I am done with always having to speak perfect Nonviolent Communication. Sometimes I want to use labels. He is an asshole, she is pretty, Kiran is adorable. Yep, as if I am God, judging who is right, who is wrong, who’s good, who’s bad. It seems much more efficient than: “When I hear Kiran say ‘Elly, watch me, I can do a cart wheel!’, and I see him put his hands on the floor, flip his legs over, land on the floor and jump up and down smiling (“My goodness, even ‘smiling’ is an interpretation! If I was a fly on the wall and had no clue about human interactions, I could not use that description. I would say something like: ‘the corners of his lips curl up, his teeth show, his cheeks rise’. You see what a drag it is to describe events in strict observations!”), I feel touched and amused, because I have a need for…”
I stumble.

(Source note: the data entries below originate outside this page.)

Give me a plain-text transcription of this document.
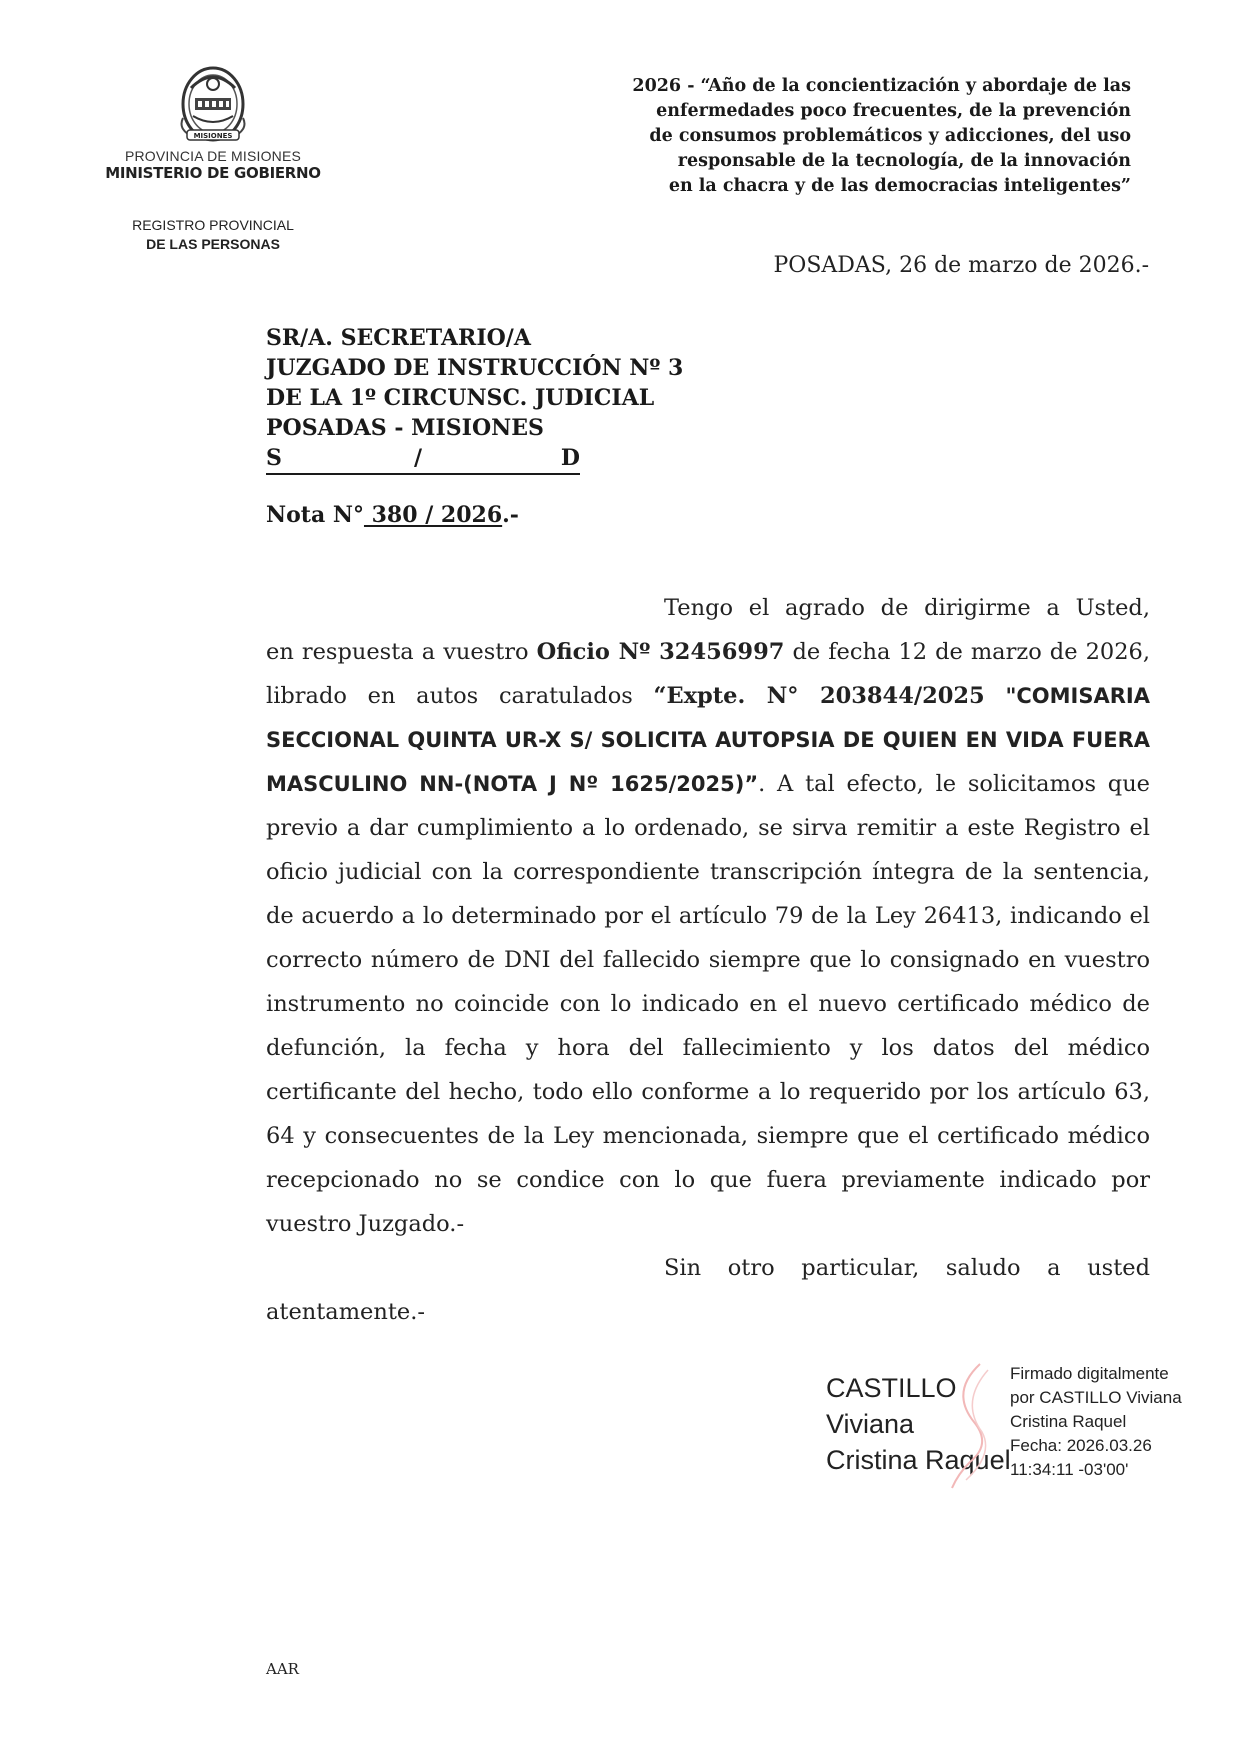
MISIONES
PROVINCIA DE MISIONES
MINISTERIO DE GOBIERNO
REGISTRO PROVINCIAL
DE LAS PERSONAS
2026 - “Año de la concientización y abordaje de las
enfermedades poco frecuentes, de la prevención
de consumos problemáticos y adicciones, del uso
responsable de la tecnología, de la innovación
en la chacra y de las democracias inteligentes”
POSADAS, 26 de marzo de 2026.-
SR/A. SECRETARIO/A
JUZGADO DE INSTRUCCIÓN Nº 3
DE LA 1º CIRCUNSC. JUDICIAL
POSADAS - MISIONES
S	/	D
Nota N° 380 / 2026.-

Tengo el agrado de dirigirme a Usted,

en respuesta a vuestro Oficio Nº 32456997 de fecha 12 de marzo de 2026, librado en autos caratulados “Expte. N° 203844/2025 "COMISARIA SECCIONAL QUINTA UR-X S/ SOLICITA AUTOPSIA DE QUIEN EN VIDA FUERA MASCULINO NN-(NOTA J Nº 1625/2025)”. A tal efecto, le solicitamos que previo a dar cumplimiento a lo ordenado, se sirva remitir a este Registro el oficio judicial con la correspondiente transcripción íntegra de la sentencia, de acuerdo a lo determinado por el artículo 79 de la Ley 26413, indicando el correcto número de DNI del fallecido siempre que lo consignado en vuestro instrumento no coincide con lo indicado en el nuevo certificado médico de defunción, la fecha y hora del fallecimiento y los datos del médico certificante del hecho, todo ello conforme a lo requerido por los artículo 63, 64 y consecuentes de la Ley mencionada, siempre que el certificado médico recepcionado no se condice con lo que fuera previamente indicado por vuestro Juzgado.-

Sin otro particular, saludo a usted atentamente.-

CASTILLO
Viviana
Cristina Raquel
Firmado digitalmente
por CASTILLO Viviana
Cristina Raquel
Fecha: 2026.03.26
11:34:11 -03'00'
AAR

Which needs are nurtured when I see Kiran’s pride and happiness with his accomplishments? I don’t know! I just find him adorable! Why can’t that be enough? Why do I have to know the needs underneath my label? My critic doesn’t give up. “It helps you to connect with what’s alive in you, what’s important to you. Remember what Socrates said? Gnōthi sauton? Know thyself? That’s the whole point of life. To know yourself.” I sigh. There is some truth in what she says. It might help me to understand myself better. What’s important to me. What my life is about. Gosh, wouldn’t that be a blast? To know what my life is about! Maybe I can start here. With my needs and values, and let life unfold itself. Now it’s not so complicated anymore. I have two different needs: I want easy connection and understanding, and I want to honor the fact that I am limited by my perspective. I am sure I can balance both needs. I just have to sit with it.